ETW turkey

Lee Treadway finds his “first kill” while learning to hunt with brother, father and grandfather.

The fact that Thanksgiving is becoming nothing more than a prelude to the Christmas holiday season is truly a shame. I recently mentioned to a friend that I almost wish they would move Thanksgiving up on the calendar to the beginning of November so that we could better enjoy the holiday for its rich traditions. But after second thought, that would probably just add another three weeks to the Christmas holiday season.

What I like about Thanksgiving is the focus rests more on time than on gifts. What we share with our family and friends is our time, and in the long run that is so much more meaningful and memorable. The corn pudding and cranberry-pecan stuffing is quite memorable, too.

Then there is football and hunting, what would Thanksgiving be without the early morning hunt in the brisk fall air? My favorite family activity follows later in the day — seeing who could stay awake the longest during the boring Cowboy’s game after eating 5 pounds of turkey and mashed potatoes.

I have been blessed with a large extended family and a pile of grandkids. It’s important to me that the traditions of this holiday are taught and passed on to our kids. This past year, I made a special effort to do just that for my youngest grandkids, Sam and Lee.

Now I am by no means what one would call an avid hunter. My idea of hunting turkey consists of comparing the sale papers of Kroger and Food Lion. But far be it for me to deprive my 4- and 6-year-old grandsons from experiencing this wild outdoor tradition of the holiday.

My first stop would be to West Franklin Mercantile. You can’t take the boys out on their first hunt without decking them out in the proper clothing. So I grabbed everything I could find in their sizes that was either camouflage or blaze orange.

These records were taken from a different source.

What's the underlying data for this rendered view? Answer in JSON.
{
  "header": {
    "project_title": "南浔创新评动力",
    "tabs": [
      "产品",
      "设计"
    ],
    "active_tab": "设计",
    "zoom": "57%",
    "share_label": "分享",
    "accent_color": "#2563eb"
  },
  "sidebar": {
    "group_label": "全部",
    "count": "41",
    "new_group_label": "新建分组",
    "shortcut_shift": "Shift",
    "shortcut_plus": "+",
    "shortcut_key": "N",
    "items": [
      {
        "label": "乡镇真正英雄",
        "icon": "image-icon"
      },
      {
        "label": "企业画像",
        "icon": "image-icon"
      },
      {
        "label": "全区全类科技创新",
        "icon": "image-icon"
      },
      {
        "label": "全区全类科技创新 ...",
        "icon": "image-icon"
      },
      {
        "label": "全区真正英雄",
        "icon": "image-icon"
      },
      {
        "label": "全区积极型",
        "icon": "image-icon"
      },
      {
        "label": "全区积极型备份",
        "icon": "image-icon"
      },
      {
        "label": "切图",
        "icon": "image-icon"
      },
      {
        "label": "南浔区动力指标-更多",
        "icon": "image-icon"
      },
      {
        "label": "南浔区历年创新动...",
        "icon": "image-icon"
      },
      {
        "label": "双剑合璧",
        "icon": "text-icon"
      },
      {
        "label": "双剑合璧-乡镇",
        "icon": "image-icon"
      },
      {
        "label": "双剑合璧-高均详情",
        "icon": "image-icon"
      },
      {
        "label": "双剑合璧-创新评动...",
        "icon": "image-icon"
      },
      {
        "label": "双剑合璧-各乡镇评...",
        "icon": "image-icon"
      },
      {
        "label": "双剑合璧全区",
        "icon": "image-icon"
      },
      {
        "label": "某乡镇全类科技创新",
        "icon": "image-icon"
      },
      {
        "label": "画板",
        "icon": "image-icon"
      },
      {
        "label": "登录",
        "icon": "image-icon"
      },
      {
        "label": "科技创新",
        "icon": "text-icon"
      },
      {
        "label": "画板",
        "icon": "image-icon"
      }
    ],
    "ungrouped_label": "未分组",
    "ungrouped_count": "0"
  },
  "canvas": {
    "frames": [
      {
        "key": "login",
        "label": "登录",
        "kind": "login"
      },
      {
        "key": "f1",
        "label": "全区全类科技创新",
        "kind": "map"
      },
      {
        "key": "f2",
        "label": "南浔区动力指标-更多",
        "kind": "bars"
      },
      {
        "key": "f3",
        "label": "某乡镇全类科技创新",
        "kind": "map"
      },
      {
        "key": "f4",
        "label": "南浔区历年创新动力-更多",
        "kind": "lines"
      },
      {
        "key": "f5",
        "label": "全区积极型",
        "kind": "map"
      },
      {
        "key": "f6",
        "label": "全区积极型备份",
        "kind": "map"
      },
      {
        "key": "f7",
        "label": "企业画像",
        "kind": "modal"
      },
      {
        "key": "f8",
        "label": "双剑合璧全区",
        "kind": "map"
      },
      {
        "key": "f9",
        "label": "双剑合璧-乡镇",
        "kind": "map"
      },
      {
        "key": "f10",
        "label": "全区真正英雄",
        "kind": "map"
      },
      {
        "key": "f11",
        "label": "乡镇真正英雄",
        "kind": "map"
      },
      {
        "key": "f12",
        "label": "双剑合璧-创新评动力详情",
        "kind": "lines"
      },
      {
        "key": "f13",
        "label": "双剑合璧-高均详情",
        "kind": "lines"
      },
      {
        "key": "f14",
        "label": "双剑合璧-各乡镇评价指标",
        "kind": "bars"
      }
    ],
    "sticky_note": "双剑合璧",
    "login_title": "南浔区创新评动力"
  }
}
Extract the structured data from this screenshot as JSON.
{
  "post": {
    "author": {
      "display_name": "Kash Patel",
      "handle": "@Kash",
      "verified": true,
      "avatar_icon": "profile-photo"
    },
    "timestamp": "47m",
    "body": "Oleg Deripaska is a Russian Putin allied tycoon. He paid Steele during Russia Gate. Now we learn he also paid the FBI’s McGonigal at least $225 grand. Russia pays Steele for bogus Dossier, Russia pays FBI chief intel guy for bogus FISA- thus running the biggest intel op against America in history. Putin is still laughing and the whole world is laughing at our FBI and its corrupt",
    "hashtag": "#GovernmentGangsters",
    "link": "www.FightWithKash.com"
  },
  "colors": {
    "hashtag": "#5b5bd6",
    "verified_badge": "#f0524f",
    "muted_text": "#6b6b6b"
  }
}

Next stop was Walmart’s gun shop. I was a bit out of my element here, but I was fairly confident that the 12-gauge pump would probably be a stretch for a 4-year-old’s first gun. I settled instead on a couple Crossman Pellet Air rifles for the both of them. I was almost ready.

But what would they shoot at? The chance that a few wild turkeys would happen by as my two loud and boisterous young’uns trounced through the woods was much to ask. My good buddy, Aaron Haigler, resolved my dilemma with a couple large turkey decoys that were perfect. We were set!

I went out early and hid the decoys deep in the woods down by a creek. They would experience a good hike before they would discover them. Then back to the house to introduce them to their rifles and get them both uniformed for the hunt.

Christmas morning has nothing over the excitement and anticipation these two boys exhibited getting ready to go out. It brought back memories of little Ralphie running through the kitchen with his brand new Red Ryder range-model BB gun. We decided, however, to forego loading the guns with pellets this first time in fear that they would “put somebody’s eye out”— more than likely mine.

The initial idea was to make this first hunt a bit of a training exercise. A way to teach them some of the basic skills of maneuvering through the woods with a quiet, alert awareness of your surroundings. That idea crashed the moment we reached the edge of the woods when little Lee took off running like a bat-out-of-hell so he could beat his brother finding the first bird.

They each eventually found a bird on their own. They both had fun wielding their guns and shooting everything that got in their way. And what a sight to see those boys struggling back up the hill to the house with their prized turkeys in tow.

What a hunt we had. What a great day. What great memories for the family. It’s just the sort of thing that makes the Thanksgiving season so darn special.

As we start this holiday season, my wish is that all my readers experience the joy that comes with quality time investments with our loved ones. To all of you, a Wild and Joyous Thanksgiving!